Тут девушка явно занервничала:
– Наследуем мы с сестрой.
– Только вы двое?
– Да. В равных долях.
– Было завещание?
– Нет. Но так ведь по закону полагается, верно? Других наследников, кроме нас, не имеется. Мама умерла; бабушка с дедушкой, отцовские родители, тоже ушли довольно давно. Других детей у отца не было. Значит, сейчас мы с Юлькой наследуем поровну.
– Много ли того наследства?
– Вы беретесь за мое дело? – глянула она мне прямо в глаза.
– Да.
– Значит, в нашем с вами контракте наверняка будет пункт о неразглашении.
– Естественно.
– Тогда я вам скажу. Отец наш был человеком небедным. Он два дома за границей купил и на нас с Юлькой записал. Один в Испании, в Каталонии, на меня. Второй, во Франции, – на сестру. Мы, естественно, спрашивали его, какая примерно стоимость. Тогда, десять лет назад, в момент приобретения, когда все было еще хорошо и с ним, и с мамой, он сказал, что цена каждого дома около «лимона» евро. Плюс – две квартиры нам с сестрой обеим в Москве сделал. Квартиры не самые блестящие и в плохих районах, Юлии Игоревне вообще неважная досталась, в Гольянове. Мама его убеждала, что лучше бы он нам здесь более качественное жилье купил, чем в заграничную недвижку вкладываться. Но он же упрямый, говорил: «Выйдем на пенсию, будем к дочуркам в гости ездить. Месяц – на Коста-Брава, месяц – на Лазурке». Вот и попутешествовали. На кладбище к ним обоим теперь ездим.
– Но упомянутая вами недвижимость, как я понимаю, и без того на вас с Юлией Игоревной записана? А что вы после смерти отца наследуете?
– Квартира в Москве ему принадлежала, по нынешним временам – почти что в центре, на Ленинградском проспекте, в районе «Аэропорта». Дача в Краево, в тридцати километрах от МКАДа. На счетах, как оказалось, у него скопилось миллиона три рублей в общей сложности. Плюс мамины драгоценности, которые он все бережно сохранил.
– Значит, получается, что самые заинтересованные персоны в смерти вашего отца – вы с сестрой, так?
Она дернулась. Потом протянула:
– Я-то нет.
– А кто – да? На сестрицу вашу Юлию намекаете?
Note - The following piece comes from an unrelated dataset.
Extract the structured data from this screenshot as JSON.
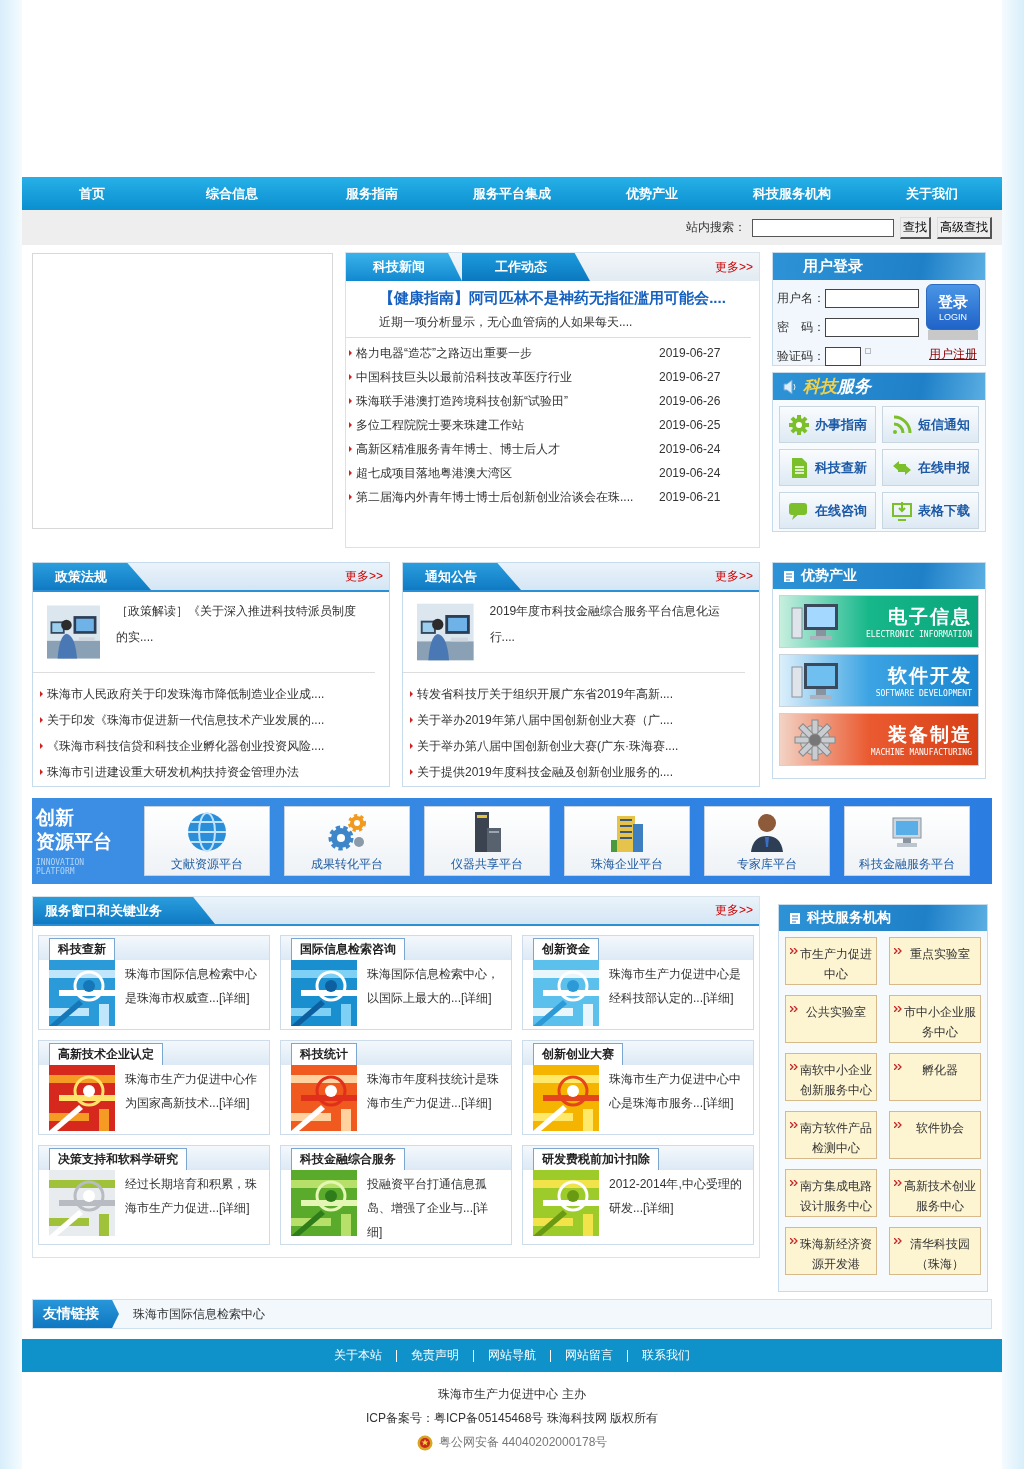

– Что уж тут намекать! В открытую говорю. Хотя, конечно, вряд ли она сама, своими руками, но… Как говорится, кому выгодно… Понимаете, именно с Юлькой у отца страшный раздор случился. Все из-за Костика, мужа ее нынешнего. Короче, она с ним давно начала встречаться. А он какой-то мутный. Провинциал, приехал из Кировской области. Образования толком нет. Работает – пластиковые окна вставляет, но не работяга, слава богу, а что-то вроде прораба. Разводит клиентов на заказы, обмеры всякие делает, потом качество проверяет, а если какие претензии – с заказчиками улаживает. Короче, непонятно, что она в нем нашла, даже мне в свое время Юлька внятно не сумела объяснить, когда у нас еще доверительные отношения были. Присушил ее чем-то. Хотя ничего особенного. Бледный тип с верткими глазами. Хотя смазливый, конечно. И подкачанный. Но ни одеваться толком не умеет, ни вести себя в обществе. Короче, когда он появился, родители (а он давно у Юльки в жизни возник, мама еще жива была) довольно резко ей высказывали, что он ей не пара. Да и я в подобном ключе выражалась. А она взбрыкнула и говорит: не ваше дело, жизнь – моя: как хочу ее строю, с кем хочу – встречаюсь… Ну, и продолжала с ним жить. А тут как раз с мамой все завертелось, не до Юльки и тем более ее Костика стало. А потом мамочка ушла – два с небольшим года назад, в мае, цвели тюльпаны, вишни, а мы ее схоронили. Потом с отцом эта неприятность…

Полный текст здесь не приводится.